イリ河畔の会戦 ~開戦~イリ河の東側に布陣したミーラン王国軍からは未だ敵の姿を見ることができなかった。朝霧は晴れてきたものの、じれったいほどボンヤリと彼らの視界をさえぎっていた。太陽はまだ高くないのだ。しかし、ミーラン王国軍は焦っていた。というのも、先ほどから自軍でない太鼓の音があたりにこだましたいたからだ。

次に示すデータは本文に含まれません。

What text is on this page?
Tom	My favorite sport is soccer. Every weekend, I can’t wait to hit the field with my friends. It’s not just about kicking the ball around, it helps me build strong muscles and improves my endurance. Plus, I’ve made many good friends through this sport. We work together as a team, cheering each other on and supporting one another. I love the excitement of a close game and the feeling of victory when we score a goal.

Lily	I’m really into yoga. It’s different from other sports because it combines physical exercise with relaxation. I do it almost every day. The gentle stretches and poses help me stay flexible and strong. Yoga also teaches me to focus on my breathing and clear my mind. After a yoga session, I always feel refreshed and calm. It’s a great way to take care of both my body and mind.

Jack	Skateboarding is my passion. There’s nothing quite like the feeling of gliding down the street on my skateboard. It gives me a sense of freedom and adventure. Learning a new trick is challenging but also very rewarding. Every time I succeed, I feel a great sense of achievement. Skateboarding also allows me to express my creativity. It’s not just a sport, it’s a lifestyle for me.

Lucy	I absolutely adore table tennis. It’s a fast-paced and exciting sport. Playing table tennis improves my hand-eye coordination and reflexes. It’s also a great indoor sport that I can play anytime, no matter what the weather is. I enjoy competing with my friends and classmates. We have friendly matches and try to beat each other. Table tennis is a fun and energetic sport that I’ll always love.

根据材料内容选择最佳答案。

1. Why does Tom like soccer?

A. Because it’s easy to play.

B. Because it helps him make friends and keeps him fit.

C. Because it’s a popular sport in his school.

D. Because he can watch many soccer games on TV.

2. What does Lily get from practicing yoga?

…ドンド ドンド ドントコトット ドンド ドンド ドントコトット……
この音ではもうさほど遠くない、市民兵の一人がそう感じた。隣に槍を構えているのは、近所の肉屋の主人だとわかっていた。だが、もうすでに歯がガタガタなっているのがわかった。太鼓の音と見事な不協和音を響かせているな、音楽学校に通う隣の学生がのんきに考えていた。その時、
「太鼓がやんだ…。そろそろですな。それにしても、あの斥候のお陰で早い段階で陣構えができましたな。」
ロマノス将軍は不敵な笑みを浮かべていた。
「確かに、これで手抜かりなく準備ができましたからな。」
サマーノフ司教は自慢のひげをなでながら自慢そうに言った。
…………ッタッタッタッタッタッタッタ
「王よ、和平交渉の使者が戻ってきたようでございます。」近衛兵が進言した。
「うむ……!!」
「こ、これは…」サマーノフ司教が黙祷を捧げながら十字を切った。
帰ってきた馬の上には使者の体はあったが、首だけがそこにはなかった。
「これがやつらの答えのようですな…」
驚く様子もなくロマノス将軍が言った。
「おのれ、余が慈悲をくれてやろうと思ったものを…」
ブルガール1世は苦虫を噛み締めたような顔をした。その横でサマーノフ司教が彼に耳打ちを入れ、
「馬が真っ直ぐ進んできたのならば、敵の本陣は真正面にあるかと存じます」
「余にどうしろと?」
「まだ霧は晴れていません。ここで奇襲をかければ、敵は散り散りになって退散するでしょう」
このとき、王の顔が普段の温厚な顔から、鬼のような夜叉へと変貌をとげた。その顔は血の気はなく、ただ怒りと憎しみに満ちているようであった。
「将軍、ここは余の武運の見せ所ではないか」
「王のお気の召すままに…」将軍には耳打ちが筒抜けだったようだ。
ブルガール1世は腰元から剣を抜いた。サーベルと呼ばれる騎兵用の真っ直ぐな剣だ。